Honoring the Legacy of Lewis and Clark:
Native American Art and
the Nineteenth Century American West

January 11 – March 2, 2003

Honoring the Legacy of Lewis and Clark: Native American Art and the Nineteenth Century American West pays homage to Native American art and culture with objects from the Museum’s permanent collection and private loans

The Lewis and Clark expedition of 1804–1806 encountered many Native American groups as it traversed the prairie, plains, and plateau country, finally arriving at the northwest coast. The American West, opened by Lewis and Clark, was visited not only by explorers but also by photographers and artists, who recorded the landscape and its inhabitants. These images were disseminated in prints, books, and photographs, expanding our country’s knowledge of its vast frontier.

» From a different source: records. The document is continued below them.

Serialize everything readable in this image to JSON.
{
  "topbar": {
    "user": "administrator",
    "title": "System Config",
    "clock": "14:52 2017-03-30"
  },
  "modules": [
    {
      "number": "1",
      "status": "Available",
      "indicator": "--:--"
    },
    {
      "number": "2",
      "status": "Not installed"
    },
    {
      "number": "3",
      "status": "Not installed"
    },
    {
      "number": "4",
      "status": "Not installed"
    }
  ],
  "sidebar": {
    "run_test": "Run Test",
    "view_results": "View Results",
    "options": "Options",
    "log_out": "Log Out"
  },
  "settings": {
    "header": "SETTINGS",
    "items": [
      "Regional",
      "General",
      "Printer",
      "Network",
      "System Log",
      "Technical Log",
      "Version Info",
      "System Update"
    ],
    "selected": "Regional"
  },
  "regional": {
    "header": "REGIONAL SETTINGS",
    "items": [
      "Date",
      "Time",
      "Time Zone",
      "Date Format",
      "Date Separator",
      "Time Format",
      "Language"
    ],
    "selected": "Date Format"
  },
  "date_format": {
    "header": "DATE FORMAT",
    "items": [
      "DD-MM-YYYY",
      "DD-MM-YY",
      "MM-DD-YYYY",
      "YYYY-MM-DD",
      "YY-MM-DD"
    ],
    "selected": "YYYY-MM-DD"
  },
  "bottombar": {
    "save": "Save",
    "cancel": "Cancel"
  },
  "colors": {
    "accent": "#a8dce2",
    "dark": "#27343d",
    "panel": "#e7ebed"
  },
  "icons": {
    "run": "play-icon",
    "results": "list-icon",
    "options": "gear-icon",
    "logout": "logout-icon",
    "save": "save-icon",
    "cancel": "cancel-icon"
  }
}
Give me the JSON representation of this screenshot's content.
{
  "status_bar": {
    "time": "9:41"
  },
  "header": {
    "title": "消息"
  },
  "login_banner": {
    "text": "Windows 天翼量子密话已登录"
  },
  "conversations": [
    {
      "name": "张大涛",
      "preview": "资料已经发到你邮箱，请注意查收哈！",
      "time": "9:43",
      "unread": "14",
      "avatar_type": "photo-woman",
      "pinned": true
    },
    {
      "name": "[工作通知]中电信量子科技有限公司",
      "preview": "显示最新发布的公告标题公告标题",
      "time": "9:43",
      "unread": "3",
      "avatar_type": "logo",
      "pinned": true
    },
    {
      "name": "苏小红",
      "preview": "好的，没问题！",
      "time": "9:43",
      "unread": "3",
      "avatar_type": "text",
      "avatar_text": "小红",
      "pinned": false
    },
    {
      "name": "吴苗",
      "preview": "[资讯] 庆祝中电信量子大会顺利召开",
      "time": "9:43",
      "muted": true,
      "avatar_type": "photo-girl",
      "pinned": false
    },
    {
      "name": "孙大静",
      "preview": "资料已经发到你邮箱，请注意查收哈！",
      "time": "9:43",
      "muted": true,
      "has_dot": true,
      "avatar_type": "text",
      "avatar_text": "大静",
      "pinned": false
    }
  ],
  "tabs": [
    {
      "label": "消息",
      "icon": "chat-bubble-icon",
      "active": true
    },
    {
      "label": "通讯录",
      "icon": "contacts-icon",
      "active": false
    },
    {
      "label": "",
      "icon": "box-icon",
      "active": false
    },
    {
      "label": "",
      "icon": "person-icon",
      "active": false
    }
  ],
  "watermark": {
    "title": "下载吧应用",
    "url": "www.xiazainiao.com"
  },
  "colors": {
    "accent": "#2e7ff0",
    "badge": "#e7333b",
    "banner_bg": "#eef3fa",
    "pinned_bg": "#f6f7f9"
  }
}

Trade between Native Americans and Europeans was well established in some areas by the early nineteenth century. Lewis and Clark carried glass beads popular with Native American women for use in their arts. Dating from the late nineteenth to the early twentieth centuries, this selection of objects offers evidence that the native peoples encountered by Lewis and Clark maintained their traditional styles and methods of production nearly one hundred years later, incorporating native and trade materials.


On view will be beaded garments from the Plains and Prairie peoples, basketry utilizing local fibers crafted by peoples of the plateau, and Native American objects that show the effect of continued contact with Euro-Americans.

The University of Virginia Art Museum is located at 155 Rugby Road, one block from the Rotunda. Admission is free. Public hours are 1:00-5:00, Tuesday through Sunday.


Complementing these works are prints by George Catlin and Karl Bodmer showing images of the land and people, on loan from the A. G. Edwards Corporate Collection through the sponsorship of the Charlottesville office.